Grassley, Cornyn, Whitehouse Answer N.Y. Times’ Criticism On Sentencing


Senate Judiciary Committee Chairman Charles Grassley (R-IA) disagrees with last week’s New York Times editorial labelling him as a “roadblock to sentencing reform.” Proposed “reductions in federal mandatory minimum sentences are misguided,” Grassley tells the Times. “These sentences are vital in obtaining the cooperation necessary to prosecute leaders in the drug trade.” The senator says it would be “irresponsible” to enact the proposed Smarter Sentencing Act sponsored by Sens.

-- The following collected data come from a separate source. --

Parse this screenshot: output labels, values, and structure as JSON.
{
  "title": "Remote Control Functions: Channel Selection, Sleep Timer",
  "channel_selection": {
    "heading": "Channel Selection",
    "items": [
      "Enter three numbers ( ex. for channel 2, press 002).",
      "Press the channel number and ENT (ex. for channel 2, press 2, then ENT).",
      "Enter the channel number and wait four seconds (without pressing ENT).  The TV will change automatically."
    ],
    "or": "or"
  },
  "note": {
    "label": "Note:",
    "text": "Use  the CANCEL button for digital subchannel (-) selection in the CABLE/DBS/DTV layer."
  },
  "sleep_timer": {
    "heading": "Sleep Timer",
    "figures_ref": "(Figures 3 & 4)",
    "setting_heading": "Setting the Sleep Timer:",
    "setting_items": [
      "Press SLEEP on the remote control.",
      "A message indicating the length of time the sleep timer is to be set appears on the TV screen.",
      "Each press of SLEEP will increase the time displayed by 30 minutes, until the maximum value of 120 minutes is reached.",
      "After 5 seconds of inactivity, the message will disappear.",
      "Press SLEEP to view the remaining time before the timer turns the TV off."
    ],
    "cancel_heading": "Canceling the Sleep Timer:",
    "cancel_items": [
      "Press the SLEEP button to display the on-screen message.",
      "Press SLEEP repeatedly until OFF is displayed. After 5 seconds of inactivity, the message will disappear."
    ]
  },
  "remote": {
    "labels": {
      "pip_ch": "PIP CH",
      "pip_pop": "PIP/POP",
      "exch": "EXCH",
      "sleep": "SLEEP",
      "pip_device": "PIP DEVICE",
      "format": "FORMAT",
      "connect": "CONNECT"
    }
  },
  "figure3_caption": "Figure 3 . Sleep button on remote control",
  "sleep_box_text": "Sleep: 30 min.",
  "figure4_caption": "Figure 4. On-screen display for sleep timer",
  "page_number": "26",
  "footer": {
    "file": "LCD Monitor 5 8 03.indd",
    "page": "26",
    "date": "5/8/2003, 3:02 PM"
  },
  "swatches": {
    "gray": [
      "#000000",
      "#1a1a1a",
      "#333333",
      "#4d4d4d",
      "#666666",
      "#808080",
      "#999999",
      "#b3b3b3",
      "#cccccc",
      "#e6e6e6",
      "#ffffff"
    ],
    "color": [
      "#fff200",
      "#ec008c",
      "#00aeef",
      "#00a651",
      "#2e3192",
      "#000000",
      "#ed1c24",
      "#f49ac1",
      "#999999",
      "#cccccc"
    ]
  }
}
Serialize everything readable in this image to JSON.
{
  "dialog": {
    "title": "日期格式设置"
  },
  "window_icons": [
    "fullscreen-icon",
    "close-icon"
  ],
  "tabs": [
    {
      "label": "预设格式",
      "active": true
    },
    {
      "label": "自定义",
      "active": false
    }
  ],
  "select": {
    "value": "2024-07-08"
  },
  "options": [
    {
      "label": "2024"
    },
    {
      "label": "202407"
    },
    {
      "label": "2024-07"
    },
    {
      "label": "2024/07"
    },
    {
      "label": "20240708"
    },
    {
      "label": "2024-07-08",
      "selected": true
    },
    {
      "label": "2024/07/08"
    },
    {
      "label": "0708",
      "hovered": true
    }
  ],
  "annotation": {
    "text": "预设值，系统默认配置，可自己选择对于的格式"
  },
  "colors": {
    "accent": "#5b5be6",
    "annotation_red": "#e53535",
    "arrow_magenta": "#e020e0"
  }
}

Mike Lee (R-UT) and Dick Durbin (D-IL), which would cut in half the mandatory minimum sentences for importing, manufacturing and distributing drugs like heroin, PCP, methamphetamine and cocaine.

Two other senators, John Cornyn (R-TX) and Sheldon Whitehouse (D-RI), addressed the Times’ concerns in the same editorial about their bill that would enable federal inmates to earn earlier release from prison if they complete programs to reduce the risk that they'll commit future crimes. The senators said the Times worries that their risk assessment tools could disproportionately help white prisoners over minorities. “States across the country have found that risk assessments typically lead to results that are fairer for all groups, including minorities,” the senators write, citing a Times editorial of a year earlier saying that data-based risk-assessment tools have been used in “at least 15 states …with good results.”